We conducted a retrospective analysis of patients (pts) who received CD19- or BCMA-targeted CAR T-cell therapy for diffuse large B-cell lymphoma (DLBCL) or MM at Karmanos Cancer Center between 2016 and 2024. Baseline demographic and clinical characteristics were collected. Hematologic parameters were compared among AA and non-AA pt populations at various time points, such as before CAR T cell collection and at 1,2,3,6, and 12 months following CAR T-cell infusion or until relapse, requiring additional treatment. Cytopenia was graded according to CTCAE v5.0 criteria. Various clinical parameters were compared among these two cohorts and analyzed using the chi-square test for categorical variables and the Wilcoxon rank sum test for continuous variables. Overall survival (OS) was defined as the time from CAR-T administration to death from any cause. Relapse-free survival (RFS) was defined as the time from CAR-T administration to documented relapse or death, whichever occurred first. Kaplan Meier methods were used to estimate survival distributions for OS and RFS. Follow-up time was estimated using the reverse Kaplan–Meier method.

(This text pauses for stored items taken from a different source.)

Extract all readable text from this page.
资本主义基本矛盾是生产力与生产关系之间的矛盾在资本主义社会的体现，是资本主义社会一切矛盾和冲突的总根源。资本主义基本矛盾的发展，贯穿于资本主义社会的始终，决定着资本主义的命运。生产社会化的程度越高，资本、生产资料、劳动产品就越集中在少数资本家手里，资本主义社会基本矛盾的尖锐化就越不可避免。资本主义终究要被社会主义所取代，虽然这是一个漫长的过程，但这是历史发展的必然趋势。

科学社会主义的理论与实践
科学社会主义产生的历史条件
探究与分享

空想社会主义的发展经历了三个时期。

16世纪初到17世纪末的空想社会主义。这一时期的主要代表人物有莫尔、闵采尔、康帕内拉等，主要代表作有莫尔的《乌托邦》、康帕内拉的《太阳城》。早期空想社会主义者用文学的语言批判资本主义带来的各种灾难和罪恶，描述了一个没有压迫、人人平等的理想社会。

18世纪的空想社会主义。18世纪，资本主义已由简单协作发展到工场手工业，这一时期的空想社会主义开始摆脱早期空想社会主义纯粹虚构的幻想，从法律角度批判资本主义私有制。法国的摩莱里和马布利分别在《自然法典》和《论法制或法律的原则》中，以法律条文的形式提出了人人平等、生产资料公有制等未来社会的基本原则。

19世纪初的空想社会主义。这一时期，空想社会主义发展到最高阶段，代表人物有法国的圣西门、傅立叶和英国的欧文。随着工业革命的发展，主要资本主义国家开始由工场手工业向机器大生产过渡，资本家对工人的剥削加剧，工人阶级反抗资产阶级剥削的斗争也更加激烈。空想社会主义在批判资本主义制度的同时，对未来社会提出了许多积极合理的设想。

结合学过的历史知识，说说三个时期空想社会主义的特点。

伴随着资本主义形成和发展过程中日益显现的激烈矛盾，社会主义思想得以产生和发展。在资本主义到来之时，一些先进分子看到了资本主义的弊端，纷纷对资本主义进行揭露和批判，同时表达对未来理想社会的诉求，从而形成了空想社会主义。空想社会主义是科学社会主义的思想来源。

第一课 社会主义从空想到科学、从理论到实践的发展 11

A total of 174 adult pts received CAR T-cell therapy, including 59% with DLBCL and 41% with MM. Our cohort was 79% Caucasian, 15% AA, 2% Asian, 1% Hispanic, and 3% other. Among AA pts, 73% of AA pts had MM compared to 35% of non-AA pts (p < 0.001), while DLBCL was more frequent in non-AA pts (64% vs. 26%). Most pts were aged 60–80 years(yrs) (65% of AA vs. 58% of non-AA), and approximately 80% in both groups had a performance status of 70–80% (p = 0.92). ICANS occurred in 27% of non-AA pts and 15% of AA pts (p = 0.23), while the incidence of CRS was similar (69% in both groups). However, use of steroids for ICANS was significantly lower in AA pts compared to non-AA pts (50% vs. 95%, p = 0.036). CAR T-cell product distribution differed by race: AA pts more often received cilta-cel (35%) and non-approved or investigational products (23%), while non-AA pts predominantly received Axi-cel (44.6%). Post-infusion, AA pts had significantly lower median absolute neutrophil counts (ANC) at day 30 (1.10 vs. 1.45 ×10⁹/L; p = 0.017), day 90 (1.80 vs. 2.65 ×10⁹/L; p = 0.031), and day 365 (2.00 vs. 2.90 ×10⁹/L; p = 0.033). At day 30, 92.3% of AA pts had neutropenia: grade 1 in 6 (23.1%), grade 2 in 10 (38.5%), and grade ≥3 in 8 (30.8%), compared to 77.7% of non-AA pts with grade 1 in 37 (25.0%), grade 2 in 36 (24.3%), and grade ≥3 in 42 (28.3%). By day 90, 46.2% of AA pts had persistent neutropenia (grade 1–3), versus 36.5% of non-AA pts. At one yr, 19.2% of AA pts continued to exhibit low-grade neutropenia (grade 1–2), compared to 14.9% of non-AA patients, while normalization of absolute neutrophil count (ANC) was observed in 80.8% and 85.1% of AA and non-AA pts, respectively. This trend was not observed in hemoglobin or platelet countat similar time points. Our cohort did not show significant differences in baseline ANC by race, hemoglobin, or platelet counts. Additionally, no AA patients developed secondary hematologic malignancies, while 7 non-AA patients did (five with MDS, one with AML, one with aplastic anemia). The incidence of infection within 100 days was similar between groups (30.4% in non-AA vs. 26.9% in AA; p = 0.82). ICU admission occurred in 13.5% of non-AA pts and 3.8% of AA pts (p = 0.32). 2-yr overall survival was 61% (95% CI, 2.15–NR) for non-AA and 71% (95% CI, 1.97–NR) for AA pts (HR 0.95; 95% CI, 0.48–1.86; p = 0.88). 2-yr relapse-free survival was 45% (95% CI, 0.94–3.12) in non-AA and 58% (95% CI, 0.61–NR) in AA pts.
Our findings highlight a pattern of delayed neutrophil recovery following CAR-T therapy among Black patients with DLBCL and MM. These observations emphasize the need for early recognition and to consider starting supportive treatments sooner and more aggressively in this population.